Entre 2015 y 2017 Chile ha experimentado un crecimiento del 799% en las solicitudes de asilo.

Según La Tercera, mientras en 2015 se levantaron 629 peticiones de refugio, en 2017 ese número alcanzó las 5.656, promediando 15 requerimientos por día. No obstante, los números hasta el 28 de febrero de 2018 revelan que la tendencia continúa en alza, dado que en estos dos meses las solicitudes, que se se formalizam en el Departamento de Extranjería y Migración (DEM), ya alcanzaron las 2.229.

Según la legislación actual, se considera refugiado a “quien por fundados temores de ser perseguido por motivos de raza, religión, nacionalidad, pertenencia a determinado grupo social u opiniones políticas se encuentre fuera del país de su nacionalidad y no pueda o no quiera acogerse a la protección de aquel debido a dichos temores”. También lo son aquellos que hayan huido de su país por motivos de “violencia generalizada, agresión extranjera, conflictos internos y la violación masiva a los DD.HH. u otras”.

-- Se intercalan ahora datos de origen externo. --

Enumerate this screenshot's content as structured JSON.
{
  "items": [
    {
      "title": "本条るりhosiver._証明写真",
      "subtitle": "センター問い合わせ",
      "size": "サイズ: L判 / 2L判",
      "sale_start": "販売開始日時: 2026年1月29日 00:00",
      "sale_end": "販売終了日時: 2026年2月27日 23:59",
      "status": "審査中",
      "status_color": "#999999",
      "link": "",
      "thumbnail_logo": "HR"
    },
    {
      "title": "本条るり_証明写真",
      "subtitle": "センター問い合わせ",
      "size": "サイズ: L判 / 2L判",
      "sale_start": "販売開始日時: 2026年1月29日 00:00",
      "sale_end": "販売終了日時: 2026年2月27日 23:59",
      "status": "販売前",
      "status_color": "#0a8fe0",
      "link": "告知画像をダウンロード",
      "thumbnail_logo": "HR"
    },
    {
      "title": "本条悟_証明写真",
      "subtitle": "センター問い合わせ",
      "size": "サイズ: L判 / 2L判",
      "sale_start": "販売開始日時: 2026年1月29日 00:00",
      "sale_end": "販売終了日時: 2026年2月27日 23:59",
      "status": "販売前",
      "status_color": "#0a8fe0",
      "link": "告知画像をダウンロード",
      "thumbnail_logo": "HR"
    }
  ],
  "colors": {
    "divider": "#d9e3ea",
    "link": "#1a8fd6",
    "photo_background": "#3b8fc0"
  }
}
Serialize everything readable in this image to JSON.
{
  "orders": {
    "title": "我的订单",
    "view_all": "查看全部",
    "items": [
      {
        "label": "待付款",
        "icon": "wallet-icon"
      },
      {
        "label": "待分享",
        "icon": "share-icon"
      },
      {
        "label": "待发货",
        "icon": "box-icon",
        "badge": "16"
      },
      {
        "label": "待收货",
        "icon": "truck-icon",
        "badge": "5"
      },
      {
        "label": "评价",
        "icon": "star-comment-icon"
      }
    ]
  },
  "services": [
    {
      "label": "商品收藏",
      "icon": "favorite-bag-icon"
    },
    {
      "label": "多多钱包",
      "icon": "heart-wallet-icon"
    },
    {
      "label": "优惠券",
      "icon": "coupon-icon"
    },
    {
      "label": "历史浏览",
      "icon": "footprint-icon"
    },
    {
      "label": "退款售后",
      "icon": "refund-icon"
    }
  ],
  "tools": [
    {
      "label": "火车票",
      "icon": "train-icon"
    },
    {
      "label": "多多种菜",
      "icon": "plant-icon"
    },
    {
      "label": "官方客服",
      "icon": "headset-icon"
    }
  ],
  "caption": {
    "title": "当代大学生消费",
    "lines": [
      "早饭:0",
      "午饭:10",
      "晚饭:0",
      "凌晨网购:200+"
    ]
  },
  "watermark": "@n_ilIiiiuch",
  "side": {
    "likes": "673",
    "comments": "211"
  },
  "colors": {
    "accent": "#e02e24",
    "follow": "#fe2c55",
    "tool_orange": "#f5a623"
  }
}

La solicitud de asilo otorga una visa temporaria por ocho meses, la cual permite trabajar y obtener la cédula de identidad chilena, y puede ser renovada hasta que una Comisión de Reconocimiento -liderada por el jefe del DEM y cuatro representantes del Ministerio del Interior y Cancillería- tome una decisión final sobre la petición de refugio.

Pese a que históricamente la comunidad colombiana fue la que registraba mayores solicitudes de refugio, a partir de 2017 se detectó un claro aumento de peticiones desde Cuba y Venezuela. De hecho, en lo que va de 2018, las solicitudes provenientes de esas dos naciones superan por primera vez los números de Colombia.

En el caso puntual de estos países, hasta la fecha solo se han otorgado siete refugios, cuatro para Cuba y tres para Venezuela.